I enjoyed every aspect of it. The frigid cold, the brutal wind, the powerful hidden UV rays, the vast nothingness and the company of my father and brother. The success to completing any adventure is through determination and patience. While I had both, it was a reminder to how I managed on my first expedition, Kilimanjaro, when watching my father and Haytham cope with their new environment and adapt one day at a time.
Although I anticipated a higher challenge, it was most surely out of my comfort zone and required hard work in earning respect from the Antarctic extremities. There is no margin for error. The cold can freeze you, the sun can burn you, the wind can bite you and the monotony can wear you down. On the last day, I thought Antarctica had accepted me because of the generous treatment it gave me but not so; on the final stretch, it slapped me with a fierce wind bite on my cheek leaving a scar, hopefully not permanently – a sure reminder to be on alert at all times.
The long grueling hours of skiing took a toll on the body but alas it was what was needed to achieve the goal of reaching the South Pole and my determination kept me in good spirits. The hourly breaks were no joy. Emptying the bladder, hydrating and eating were mandatory at each stop and were an energy draining mission. Each day was an achievement that strengthened our resolve.
The sight of the South Pole, first spotted from 15 kilometers out, gave us a false perception of heaven. It was a large fortress, the Amundsen-Scott station, neatly hidden and tucked in the dense clouds, a rare sighting after 10 days of nothing but the wind, sun and ice. It was adrenaline jolting.
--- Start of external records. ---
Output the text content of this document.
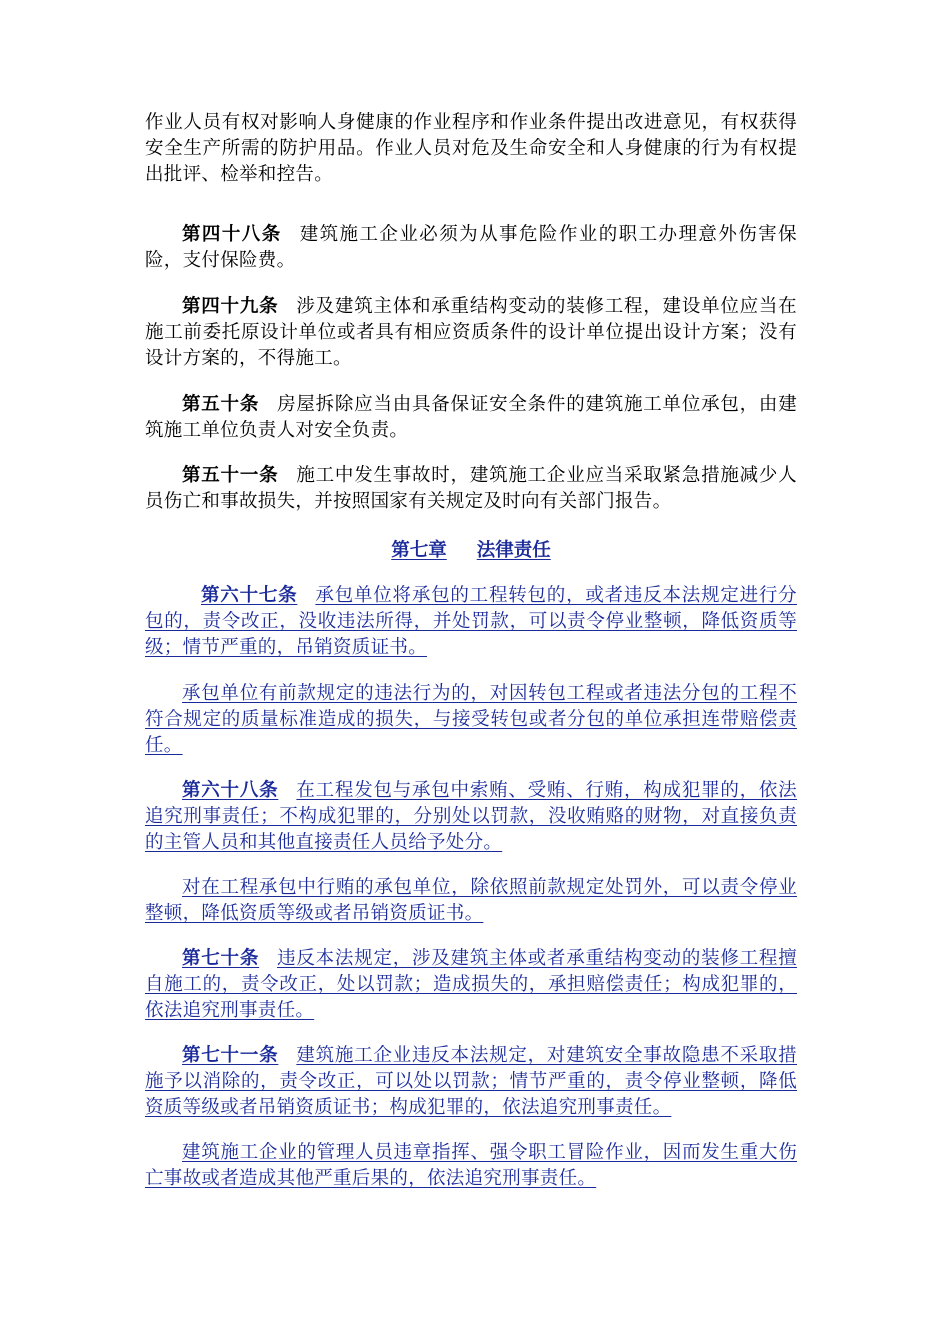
作业人员有权对影响人身健康的作业程序和作业条件提出改进意见，有权获得安全生产所需的防护用品。作业人员对危及生命安全和人身健康的行为有权提出批评、检举和控告。

第四十八条 建筑施工企业必须为从事危险作业的职工办理意外伤害保险，支付保险费。

第四十九条 涉及建筑主体和承重结构变动的装修工程，建设单位应当在施工前委托原设计单位或者具有相应资质条件的设计单位提出设计方案；没有设计方案的，不得施工。

第五十条 房屋拆除应当由具备保证安全条件的建筑施工单位承包，由建筑施工单位负责人对安全负责。

第五十一条 施工中发生事故时，建筑施工企业应当采取紧急措施减少人员伤亡和事故损失，并按照国家有关规定及时向有关部门报告。

第七章 法律责任

第六十七条 承包单位将承包的工程转包的，或者违反本法规定进行分包的，责令改正，没收违法所得，并处罚款，可以责令停业整顿，降低资质等级；情节严重的，吊销资质证书。

承包单位有前款规定的违法行为的，对因转包工程或者违法分包的工程不符合规定的质量标准造成的损失，与接受转包或者分包的单位承担连带赔偿责任。

第六十八条 在工程发包与承包中索贿、受贿、行贿，构成犯罪的，依法追究刑事责任；不构成犯罪的，分别处以罚款，没收贿赂的财物，对直接负责的主管人员和其他直接责任人员给予处分。

对在工程承包中行贿的承包单位，除依照前款规定处罚外，可以责令停业整顿，降低资质等级或者吊销资质证书。

第七十条 违反本法规定，涉及建筑主体或者承重结构变动的装修工程擅自施工的，责令改正，处以罚款；造成损失的，承担赔偿责任；构成犯罪的，依法追究刑事责任。

第七十一条 建筑施工企业违反本法规定，对建筑安全事故隐患不采取措施予以消除的，责令改正，可以处以罚款；情节严重的，责令停业整顿，降低资质等级或者吊销资质证书；构成犯罪的，依法追究刑事责任。

建筑施工企业的管理人员违章指挥、强令职工冒险作业，因而发生重大伤亡事故或者造成其他严重后果的，依法追究刑事责任。
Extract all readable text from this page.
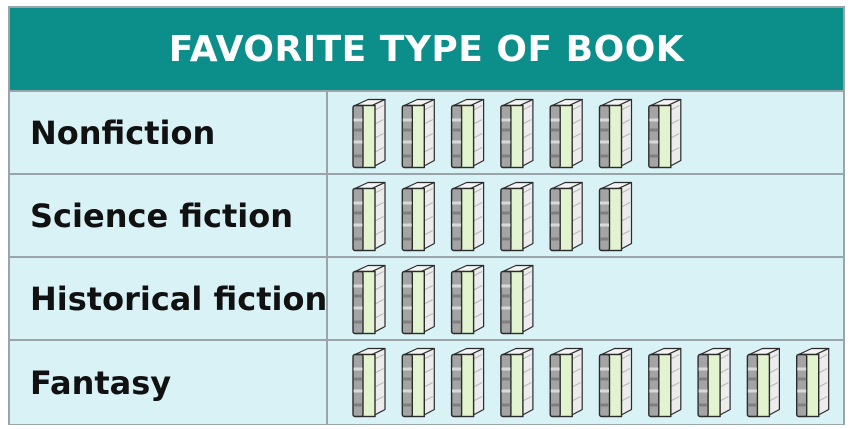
FAVORITE TYPE OF BOOK
Nonfiction
Science fiction
Historical fiction
Fantasy
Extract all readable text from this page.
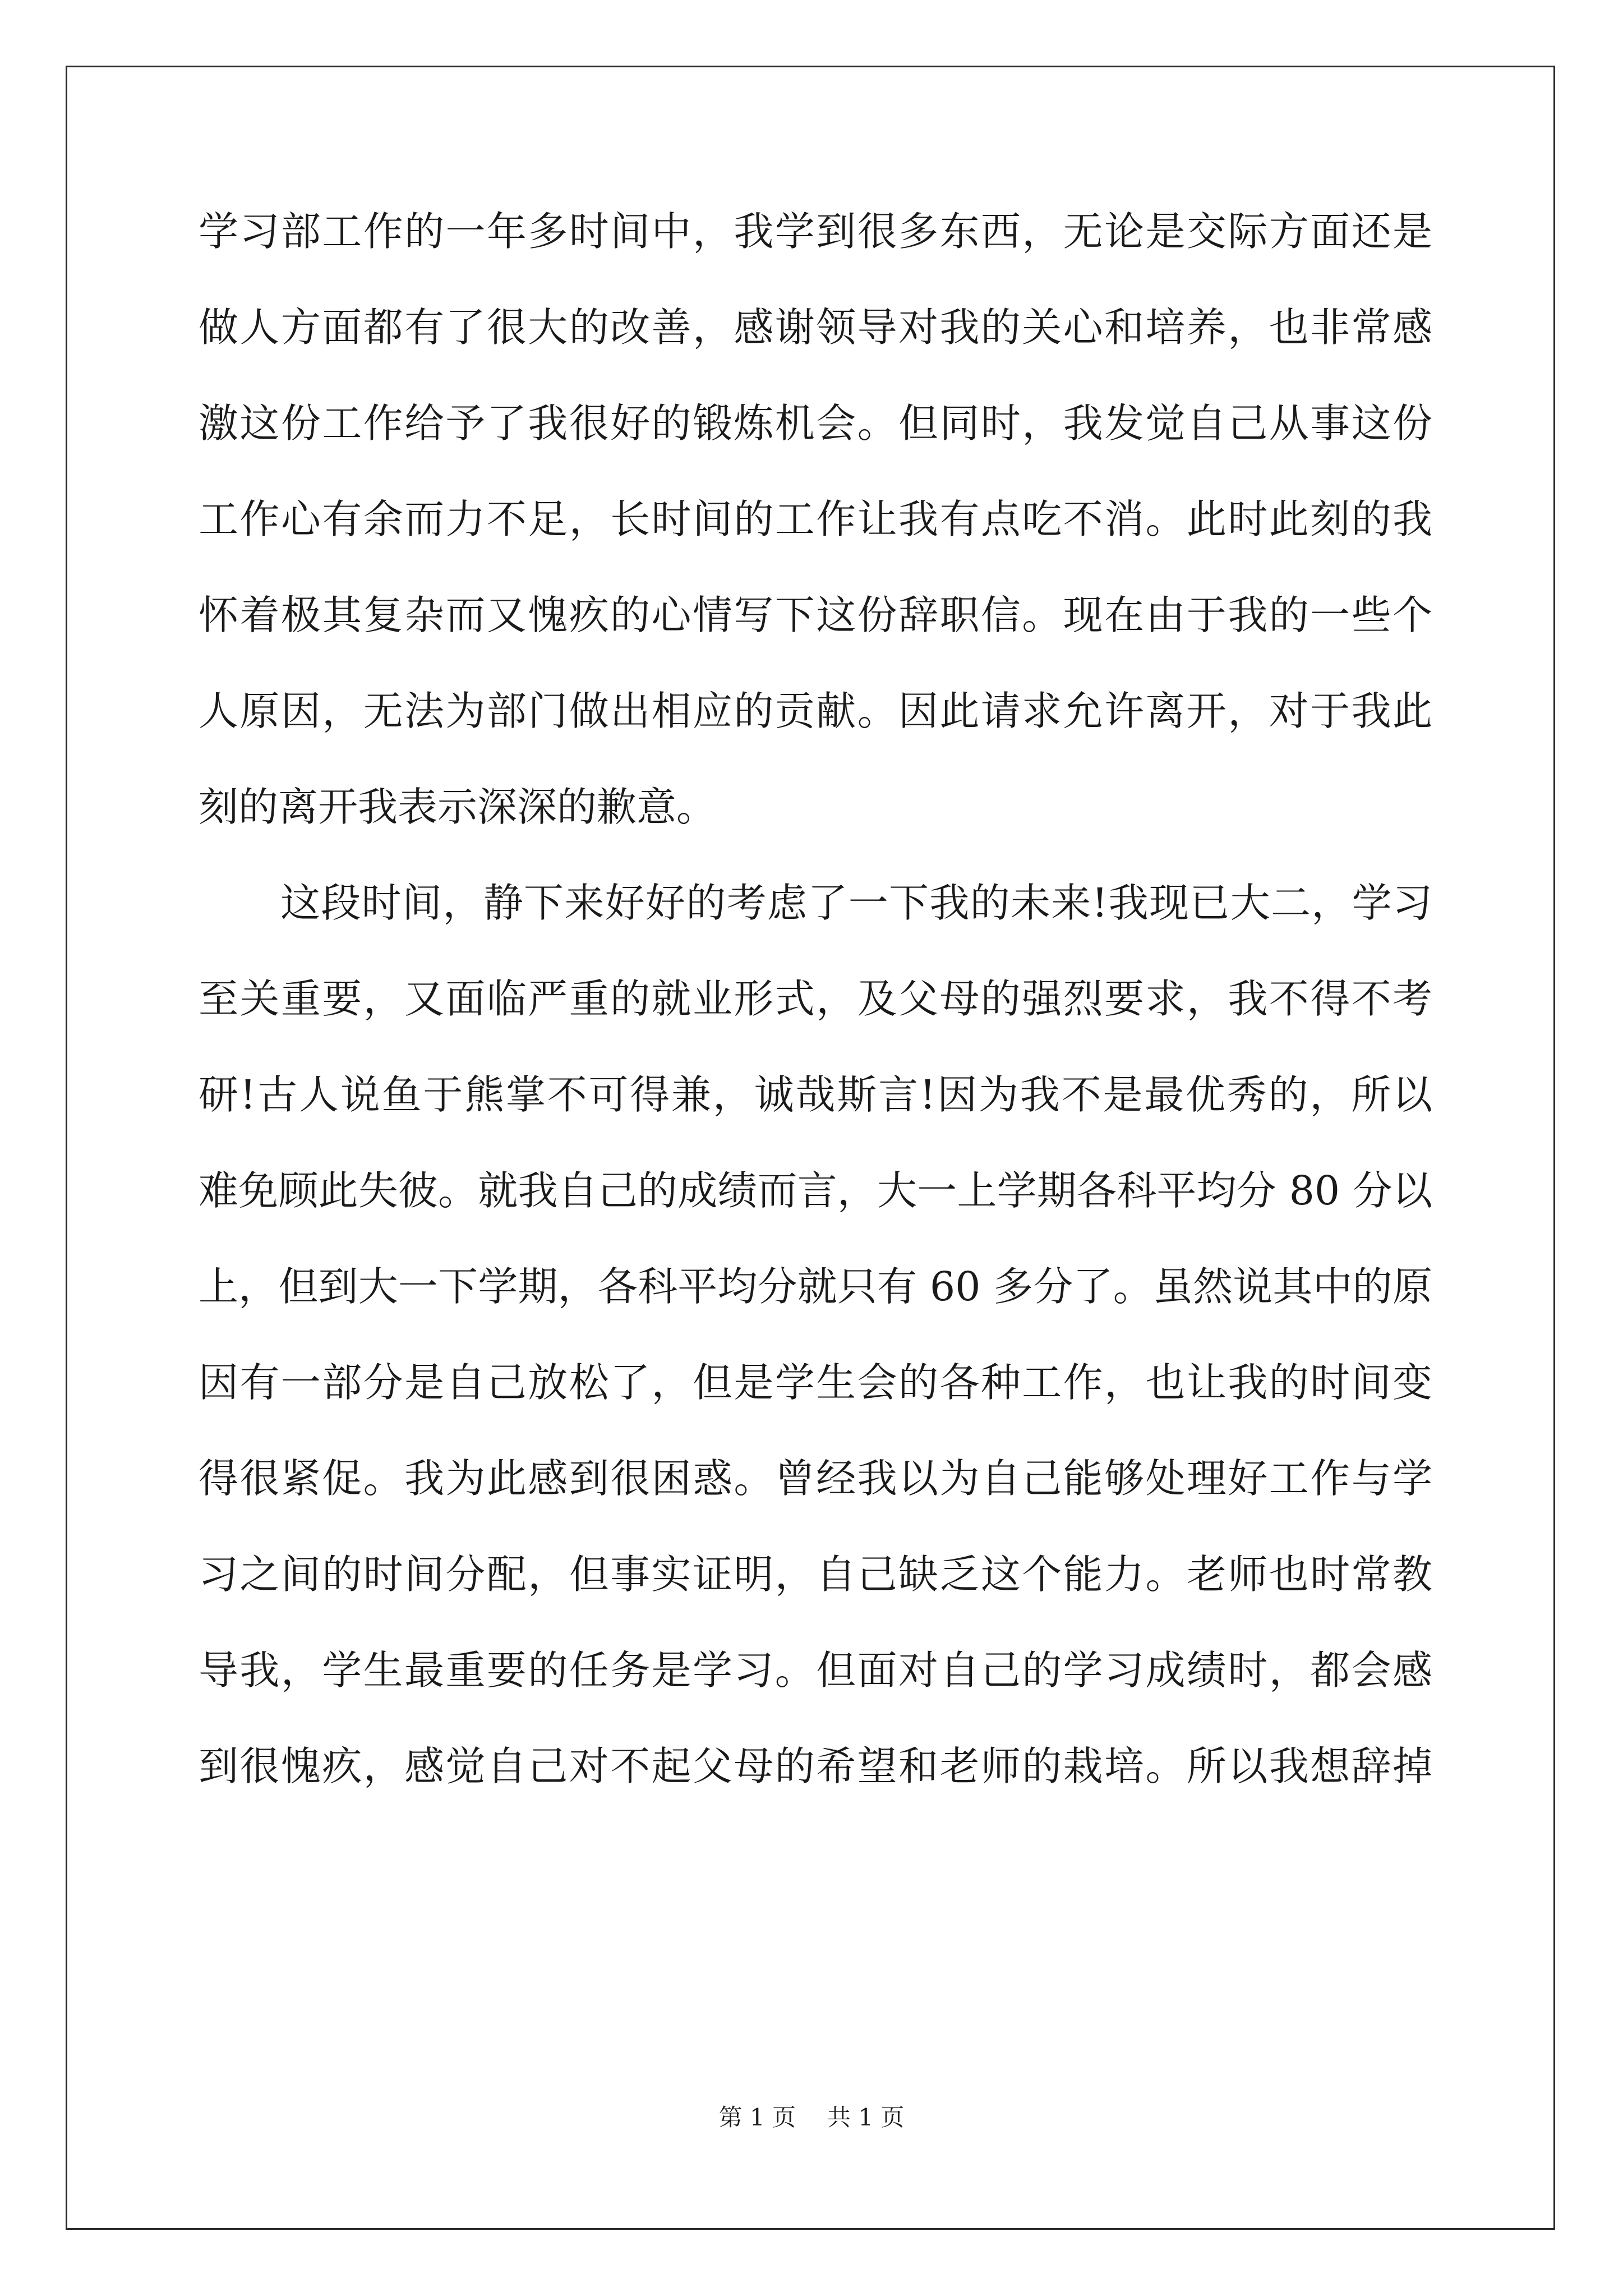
学习部工作的一年多时间中，我学到很多东西，无论是交际方面还是
做人方面都有了很大的改善，感谢领导对我的关心和培养，也非常感
激这份工作给予了我很好的锻炼机会。但同时，我发觉自己从事这份
工作心有余而力不足，长时间的工作让我有点吃不消。此时此刻的我
怀着极其复杂而又愧疚的心情写下这份辞职信。现在由于我的一些个
人原因，无法为部门做出相应的贡献。因此请求允许离开，对于我此
刻的离开我表示深深的歉意。
这段时间，静下来好好的考虑了一下我的未来!我现已大二，学习
至关重要，又面临严重的就业形式，及父母的强烈要求，我不得不考
研!古人说鱼于熊掌不可得兼，诚哉斯言!因为我不是最优秀的，所以
难免顾此失彼。就我自己的成绩而言，大一上学期各科平均分 80 分以
上，但到大一下学期，各科平均分就只有 60 多分了。虽然说其中的原
因有一部分是自己放松了，但是学生会的各种工作，也让我的时间变
得很紧促。我为此感到很困惑。曾经我以为自己能够处理好工作与学
习之间的时间分配，但事实证明，自己缺乏这个能力。老师也时常教
导我，学生最重要的任务是学习。但面对自己的学习成绩时，都会感
到很愧疚，感觉自己对不起父母的希望和老师的栽培。所以我想辞掉
第 1 页 共 1 页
Yes, after arriving at the southern most point on Earth at the day’s end, I felt a tremendous reward and the paying off of the planning, training, self-discipline and tedious treks but neither compared to the feeling rushing through me at the appearance of my father and Haytham collapsing into each other’s arms with joy pouring out of them. Before joining, I snatched the opportunity for a minute to observe and capture a few pictures. This is the one minute that will be embedded in my memory for the rest of my life – the turning point of the expedition. It was emotionally magnificent.
Standing on Antarctica, the last great pristine and protected place on Earth, is a privilege!
The wind, sun and ice. Ah, I miss it.